Lembranças de um menino qualquer, numa praça qualquer, numa cidade qualquer
Um vento frio toca levemente o rosto de Jairo. Ele acorda. Tenta se proteger, mas logo verifica que a tentativa é inútil quando se trata de estar acomodado sob um viaduto.
Jairo olha para horizonte e a vida torna-se uma pequena novela.
Lembra-se da mãe, Irene, dos irmãos Júlio e Jefferson: "Será que estão bem?" questiona. Por um momento a poesia da narrativa traz a lembrança os momentos das brincadeiras onde todos eram super-heróis. Ele e seus irmãos formavam uma Liga imbatível contra o mal. Cada um tinha um poder especial: Júlio era o mais rápido entre os viventes; Jefferson tinha o soco mais potente e ele, Jairo, como irmão mais velho, liderava o grupo de heróis. Uma frase volta aos pensamentos...Mal. É o mal tem um nome: Pedro. Um nó no estômago seguido de um aperto no coração, faz com que o menino tente se virar como que pudesse fugir da lembrança do padrasto. É inevitável voltar a "ouvir" os gritos da mãe, logo depois de mais uma chegada do "mostro Pedro". Ouve-se os ruídos como se algo batesse em outro algo. Na memória infantil de Jairo, algo precisa ser feito.
Um dos irmãos, Júlio, acorda e grita: "Mãe!". Uma voz grave carregada de ódio responde:"Cala a boca, desgraçado". Por um momento Jairo volta à realidade. Olha em volta.
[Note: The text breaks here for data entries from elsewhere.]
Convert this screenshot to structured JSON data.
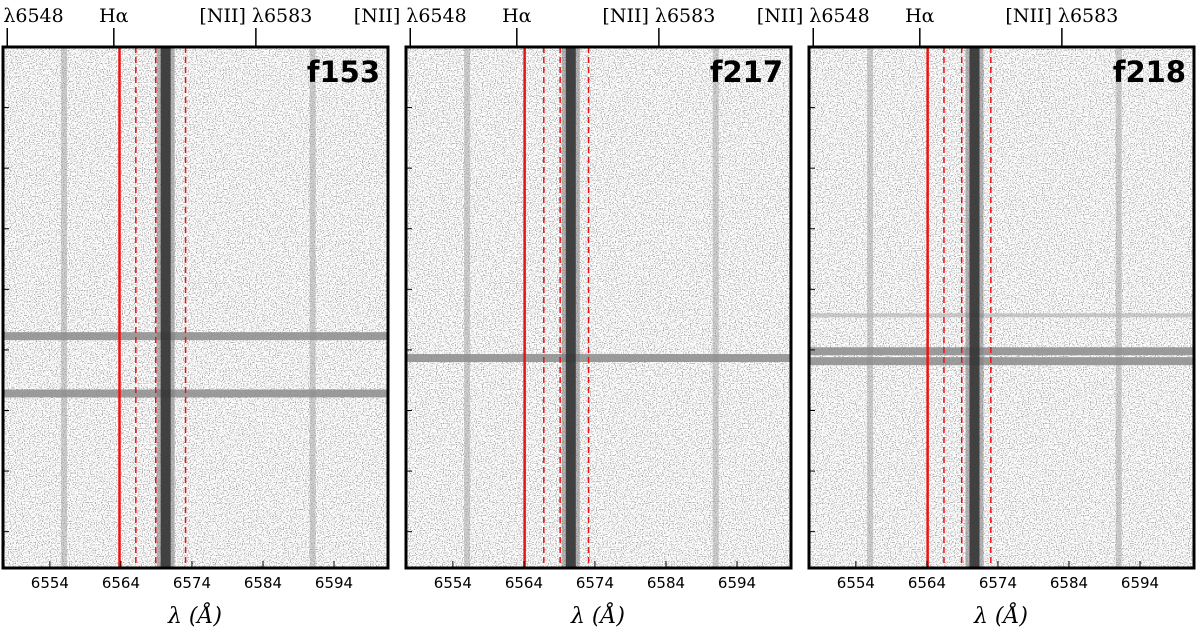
{
  "figure": {
    "type": "spectral_images",
    "xlabel": "λ (Å)",
    "x_ticks": [
      6554,
      6564,
      6574,
      6584,
      6594
    ],
    "xlim": [
      6547.4,
      6601.6
    ],
    "emission_lines": [
      {
        "label": "[NII] λ6548",
        "wavelength": 6548
      },
      {
        "label": "Hα",
        "wavelength": 6563
      },
      {
        "label": "[NII] λ6583",
        "wavelength": 6583
      }
    ],
    "colors": {
      "marker_line": "#ee1111",
      "frame": "#000000",
      "background": "#ffffff",
      "emission": "#2e2e2e"
    },
    "panels": [
      {
        "label": "f153",
        "solid_line_wavelength": 6563.8,
        "dashed_line_wavelengths": [
          6566.1,
          6568.9,
          6573.1
        ],
        "ha_center": 6570.3,
        "nii_centers": [
          6556.0,
          6591.0
        ],
        "continuum_rows_frac": [
          0.555,
          0.665
        ],
        "extra_band_frac": null
      },
      {
        "label": "f217",
        "solid_line_wavelength": 6564.1,
        "dashed_line_wavelengths": [
          6566.8,
          6569.1,
          6573.1
        ],
        "ha_center": 6570.6,
        "nii_centers": [
          6556.0,
          6591.0
        ],
        "continuum_rows_frac": [
          0.597
        ],
        "extra_band_frac": null
      },
      {
        "label": "f218",
        "solid_line_wavelength": 6564.1,
        "dashed_line_wavelengths": [
          6566.4,
          6568.9,
          6573.0
        ],
        "ha_center": 6570.7,
        "nii_centers": [
          6556.0,
          6591.0
        ],
        "continuum_rows_frac": [
          0.584,
          0.603
        ],
        "extra_band_frac": 0.515
      }
    ]
  }
}
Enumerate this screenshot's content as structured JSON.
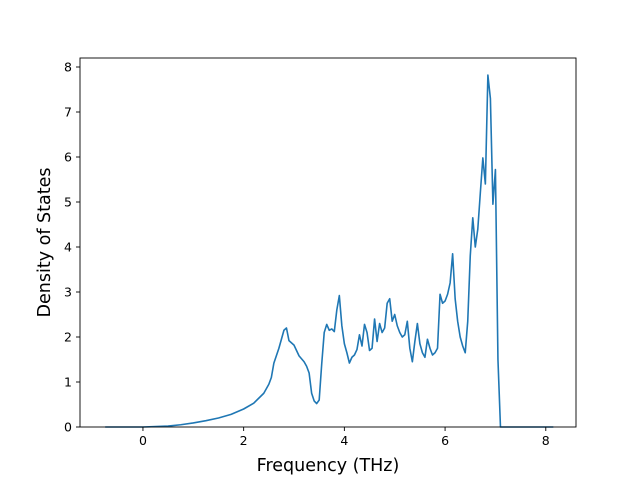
{
  "chart_data": {
    "type": "line",
    "xlabel": "Frequency (THz)",
    "ylabel": "Density of States",
    "xlim": [
      -1.25,
      8.6
    ],
    "ylim": [
      0,
      8.2
    ],
    "xticks": [
      0,
      2,
      4,
      6,
      8
    ],
    "yticks": [
      0,
      1,
      2,
      3,
      4,
      5,
      6,
      7,
      8
    ],
    "grid": false,
    "line_color": "#1f77b4",
    "series": [
      {
        "x": [
          -0.75,
          -0.5,
          -0.25,
          0,
          0.25,
          0.5,
          0.75,
          1.0,
          1.25,
          1.5,
          1.75,
          2.0,
          2.2,
          2.4,
          2.5,
          2.55,
          2.6,
          2.7,
          2.75,
          2.8,
          2.85,
          2.9,
          3.0,
          3.05,
          3.1,
          3.2,
          3.25,
          3.3,
          3.35,
          3.4,
          3.45,
          3.5,
          3.55,
          3.6,
          3.65,
          3.7,
          3.75,
          3.8,
          3.85,
          3.9,
          3.95,
          4.0,
          4.05,
          4.1,
          4.15,
          4.2,
          4.25,
          4.3,
          4.35,
          4.4,
          4.45,
          4.5,
          4.55,
          4.6,
          4.65,
          4.7,
          4.75,
          4.8,
          4.85,
          4.9,
          4.95,
          5.0,
          5.05,
          5.1,
          5.15,
          5.2,
          5.25,
          5.3,
          5.35,
          5.4,
          5.45,
          5.5,
          5.55,
          5.6,
          5.65,
          5.7,
          5.75,
          5.8,
          5.85,
          5.9,
          5.95,
          6.0,
          6.05,
          6.1,
          6.15,
          6.2,
          6.25,
          6.3,
          6.35,
          6.4,
          6.45,
          6.5,
          6.55,
          6.6,
          6.65,
          6.7,
          6.75,
          6.8,
          6.85,
          6.9,
          6.95,
          7.0,
          7.05,
          7.1,
          7.13,
          7.16,
          7.2,
          7.25,
          7.3,
          7.33,
          7.36,
          7.4,
          7.45,
          7.5,
          7.6,
          7.8,
          8.0,
          8.15
        ],
        "y": [
          0,
          0,
          0,
          0,
          0.01,
          0.02,
          0.05,
          0.09,
          0.14,
          0.2,
          0.28,
          0.4,
          0.53,
          0.75,
          0.95,
          1.1,
          1.42,
          1.75,
          1.95,
          2.15,
          2.2,
          1.92,
          1.82,
          1.7,
          1.58,
          1.45,
          1.35,
          1.2,
          0.75,
          0.58,
          0.52,
          0.6,
          1.4,
          2.1,
          2.28,
          2.15,
          2.18,
          2.12,
          2.6,
          2.92,
          2.25,
          1.85,
          1.65,
          1.42,
          1.55,
          1.6,
          1.72,
          2.05,
          1.8,
          2.28,
          2.1,
          1.7,
          1.75,
          2.4,
          1.9,
          2.3,
          2.1,
          2.2,
          2.75,
          2.85,
          2.35,
          2.5,
          2.25,
          2.1,
          2.0,
          2.05,
          2.35,
          1.75,
          1.45,
          1.9,
          2.3,
          1.85,
          1.65,
          1.55,
          1.95,
          1.75,
          1.6,
          1.65,
          1.75,
          2.95,
          2.75,
          2.8,
          2.95,
          3.2,
          3.85,
          2.85,
          2.35,
          2.0,
          1.8,
          1.65,
          2.35,
          3.8,
          4.65,
          4.0,
          4.4,
          5.2,
          5.98,
          5.4,
          7.82,
          7.3,
          4.95,
          5.72,
          1.5,
          0,
          0,
          0,
          0,
          0,
          0,
          0,
          0,
          0,
          0,
          0,
          0,
          0,
          0,
          0
        ]
      }
    ]
  }
}
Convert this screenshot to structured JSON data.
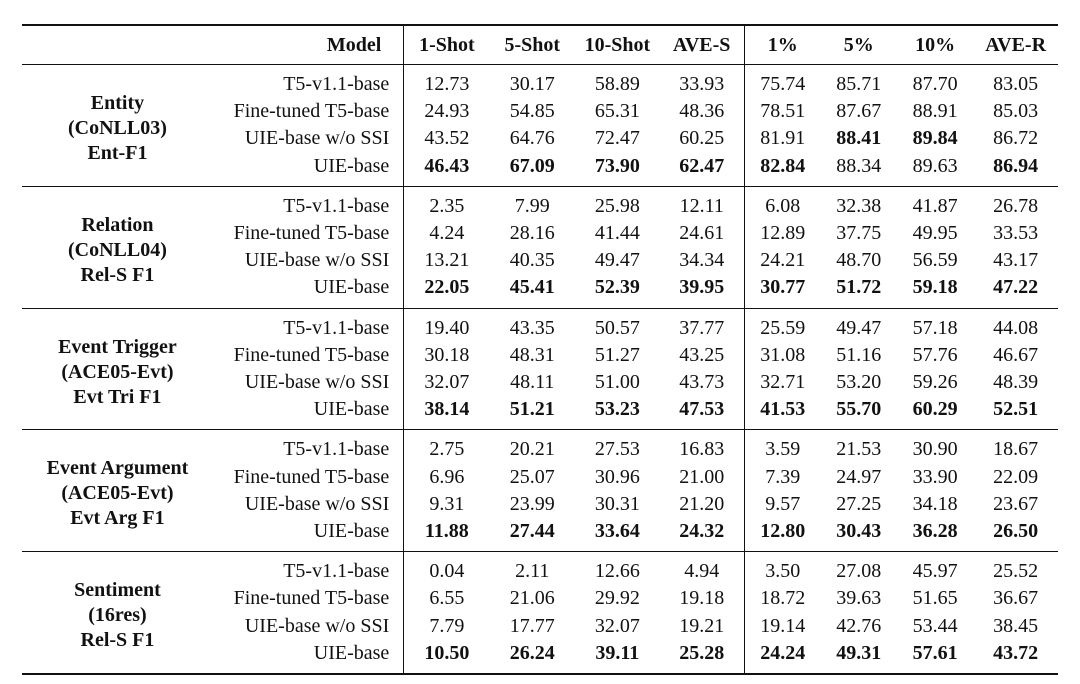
{
  "header": {
    "model": "Model",
    "cols": [
      "1-Shot",
      "5-Shot",
      "10-Shot",
      "AVE-S",
      "1%",
      "5%",
      "10%",
      "AVE-R"
    ]
  },
  "groups": [
    {
      "task": [
        "Entity",
        "(CoNLL03)",
        "Ent-F1"
      ],
      "rows": [
        {
          "model": "T5-v1.1-base",
          "v": [
            "12.73",
            "30.17",
            "58.89",
            "33.93",
            "75.74",
            "85.71",
            "87.70",
            "83.05"
          ]
        },
        {
          "model": "Fine-tuned T5-base",
          "v": [
            "24.93",
            "54.85",
            "65.31",
            "48.36",
            "78.51",
            "87.67",
            "88.91",
            "85.03"
          ]
        },
        {
          "model": "UIE-base w/o SSI",
          "v": [
            "43.52",
            "64.76",
            "72.47",
            "60.25",
            "81.91",
            "88.41",
            "89.84",
            "86.72"
          ]
        },
        {
          "model": "UIE-base",
          "v": [
            "46.43",
            "67.09",
            "73.90",
            "62.47",
            "82.84",
            "88.34",
            "89.63",
            "86.94"
          ]
        }
      ]
    },
    {
      "task": [
        "Relation",
        "(CoNLL04)",
        "Rel-S F1"
      ],
      "rows": [
        {
          "model": "T5-v1.1-base",
          "v": [
            "2.35",
            "7.99",
            "25.98",
            "12.11",
            "6.08",
            "32.38",
            "41.87",
            "26.78"
          ]
        },
        {
          "model": "Fine-tuned T5-base",
          "v": [
            "4.24",
            "28.16",
            "41.44",
            "24.61",
            "12.89",
            "37.75",
            "49.95",
            "33.53"
          ]
        },
        {
          "model": "UIE-base w/o SSI",
          "v": [
            "13.21",
            "40.35",
            "49.47",
            "34.34",
            "24.21",
            "48.70",
            "56.59",
            "43.17"
          ]
        },
        {
          "model": "UIE-base",
          "v": [
            "22.05",
            "45.41",
            "52.39",
            "39.95",
            "30.77",
            "51.72",
            "59.18",
            "47.22"
          ]
        }
      ]
    },
    {
      "task": [
        "Event Trigger",
        "(ACE05-Evt)",
        "Evt Tri F1"
      ],
      "rows": [
        {
          "model": "T5-v1.1-base",
          "v": [
            "19.40",
            "43.35",
            "50.57",
            "37.77",
            "25.59",
            "49.47",
            "57.18",
            "44.08"
          ]
        },
        {
          "model": "Fine-tuned T5-base",
          "v": [
            "30.18",
            "48.31",
            "51.27",
            "43.25",
            "31.08",
            "51.16",
            "57.76",
            "46.67"
          ]
        },
        {
          "model": "UIE-base w/o SSI",
          "v": [
            "32.07",
            "48.11",
            "51.00",
            "43.73",
            "32.71",
            "53.20",
            "59.26",
            "48.39"
          ]
        },
        {
          "model": "UIE-base",
          "v": [
            "38.14",
            "51.21",
            "53.23",
            "47.53",
            "41.53",
            "55.70",
            "60.29",
            "52.51"
          ]
        }
      ]
    },
    {
      "task": [
        "Event Argument",
        "(ACE05-Evt)",
        "Evt Arg F1"
      ],
      "rows": [
        {
          "model": "T5-v1.1-base",
          "v": [
            "2.75",
            "20.21",
            "27.53",
            "16.83",
            "3.59",
            "21.53",
            "30.90",
            "18.67"
          ]
        },
        {
          "model": "Fine-tuned T5-base",
          "v": [
            "6.96",
            "25.07",
            "30.96",
            "21.00",
            "7.39",
            "24.97",
            "33.90",
            "22.09"
          ]
        },
        {
          "model": "UIE-base w/o SSI",
          "v": [
            "9.31",
            "23.99",
            "30.31",
            "21.20",
            "9.57",
            "27.25",
            "34.18",
            "23.67"
          ]
        },
        {
          "model": "UIE-base",
          "v": [
            "11.88",
            "27.44",
            "33.64",
            "24.32",
            "12.80",
            "30.43",
            "36.28",
            "26.50"
          ]
        }
      ]
    },
    {
      "task": [
        "Sentiment",
        "(16res)",
        "Rel-S F1"
      ],
      "rows": [
        {
          "model": "T5-v1.1-base",
          "v": [
            "0.04",
            "2.11",
            "12.66",
            "4.94",
            "3.50",
            "27.08",
            "45.97",
            "25.52"
          ]
        },
        {
          "model": "Fine-tuned T5-base",
          "v": [
            "6.55",
            "21.06",
            "29.92",
            "19.18",
            "18.72",
            "39.63",
            "51.65",
            "36.67"
          ]
        },
        {
          "model": "UIE-base w/o SSI",
          "v": [
            "7.79",
            "17.77",
            "32.07",
            "19.21",
            "19.14",
            "42.76",
            "53.44",
            "38.45"
          ]
        },
        {
          "model": "UIE-base",
          "v": [
            "10.50",
            "26.24",
            "39.11",
            "25.28",
            "24.24",
            "49.31",
            "57.61",
            "43.72"
          ]
        }
      ]
    }
  ],
  "bold": {
    "g0": [
      [
        2,
        5
      ],
      [
        2,
        6
      ],
      [
        3,
        0
      ],
      [
        3,
        1
      ],
      [
        3,
        2
      ],
      [
        3,
        3
      ],
      [
        3,
        4
      ],
      [
        3,
        7
      ]
    ],
    "g1": [
      [
        3,
        0
      ],
      [
        3,
        1
      ],
      [
        3,
        2
      ],
      [
        3,
        3
      ],
      [
        3,
        4
      ],
      [
        3,
        5
      ],
      [
        3,
        6
      ],
      [
        3,
        7
      ]
    ],
    "g2": [
      [
        3,
        0
      ],
      [
        3,
        1
      ],
      [
        3,
        2
      ],
      [
        3,
        3
      ],
      [
        3,
        4
      ],
      [
        3,
        5
      ],
      [
        3,
        6
      ],
      [
        3,
        7
      ]
    ],
    "g3": [
      [
        3,
        0
      ],
      [
        3,
        1
      ],
      [
        3,
        2
      ],
      [
        3,
        3
      ],
      [
        3,
        4
      ],
      [
        3,
        5
      ],
      [
        3,
        6
      ],
      [
        3,
        7
      ]
    ],
    "g4": [
      [
        3,
        0
      ],
      [
        3,
        1
      ],
      [
        3,
        2
      ],
      [
        3,
        3
      ],
      [
        3,
        4
      ],
      [
        3,
        5
      ],
      [
        3,
        6
      ],
      [
        3,
        7
      ]
    ]
  }
}
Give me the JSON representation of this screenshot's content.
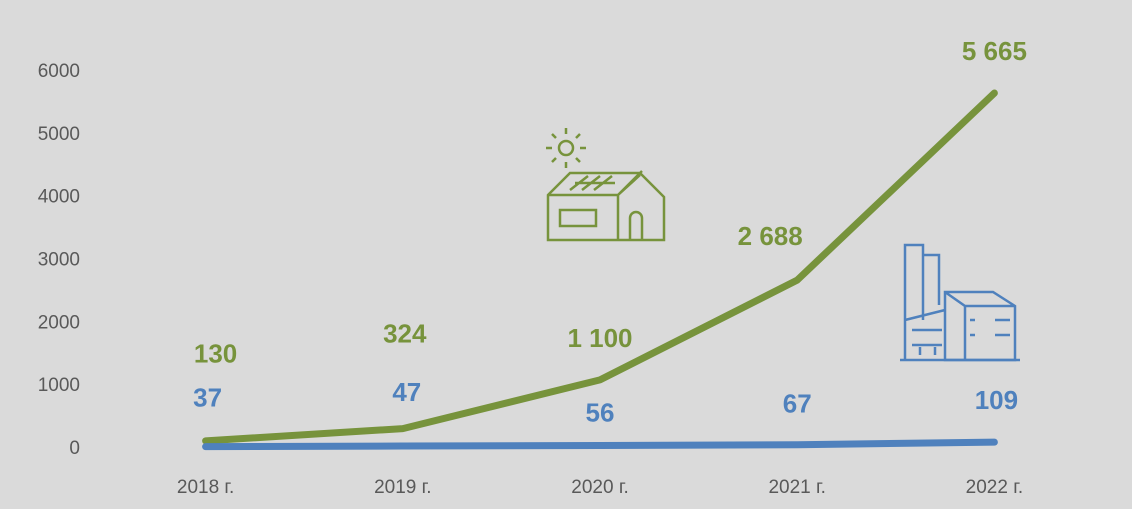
{
  "chart_data": {
    "type": "line",
    "categories": [
      "2018 г.",
      "2019 г.",
      "2020 г.",
      "2021 г.",
      "2022 г."
    ],
    "series": [
      {
        "color": "#77933c",
        "values": [
          130,
          324,
          1100,
          2688,
          5665
        ],
        "value_labels": [
          "130",
          "324",
          "1 100",
          "2 688",
          "5 665"
        ]
      },
      {
        "color": "#4f81bd",
        "values": [
          37,
          47,
          56,
          67,
          109
        ],
        "value_labels": [
          "37",
          "47",
          "56",
          "67",
          "109"
        ]
      }
    ],
    "ylim": [
      0,
      6000
    ],
    "yticks": [
      0,
      1000,
      2000,
      3000,
      4000,
      5000,
      6000
    ],
    "grid": false
  }
}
Vê os companheiros que dormem, acomodados em suas "camas" de jornal. Se sente só. Ainda que entre os "amigos". Sente falta da família. Chora baixinho, pra ninguém ouvir. Porém as lembranças recomeçam e Jairo se vê indo até onde está o irmão mais novo, Júlio: "Fica quieto". Júlio não entende, mas sofre. Chora. "Não chora. Lembra do que a mamãe falou, ele vai se acalmar". Não adianta, Júlio continua a chorar. Os gritos da mãe latejam na mente dos meninos. Jefferson está assustado olhando para o nada. Jairo tenta "controlar" a situação, mas Pedro chega e antes de falar, aplica um chute em Júlio que grita de dor. Irene, a mãe, tenta intervir. Leva um soco. Cai. "De novo não" pensa Jairo. Ele vai pra cima do padrasto. Sente o peso da mão de Pedro. Sente a dor. A dor. Vira a cabeça, como se dirigida por algo até a mesa do único cômodo do barraco. Uma faca. Pedro se senta na poltrona e respira. A mãe, esta sentada num canto com Julio nos braços. Um acesso de fúria, grita "E agora!". Jairo levanta correndo, pega a faca e antes que Pedro pudesse reagir, sente a lamina penetrar seu peito.
A partir, daí o cenário volta ser o viaduto. Jairo se sente como o Super-herói que salvou sua mãe e seus irmãos do monstro. Ele passa a mão na cintura e sente o frio da faca que carrega como um troféu.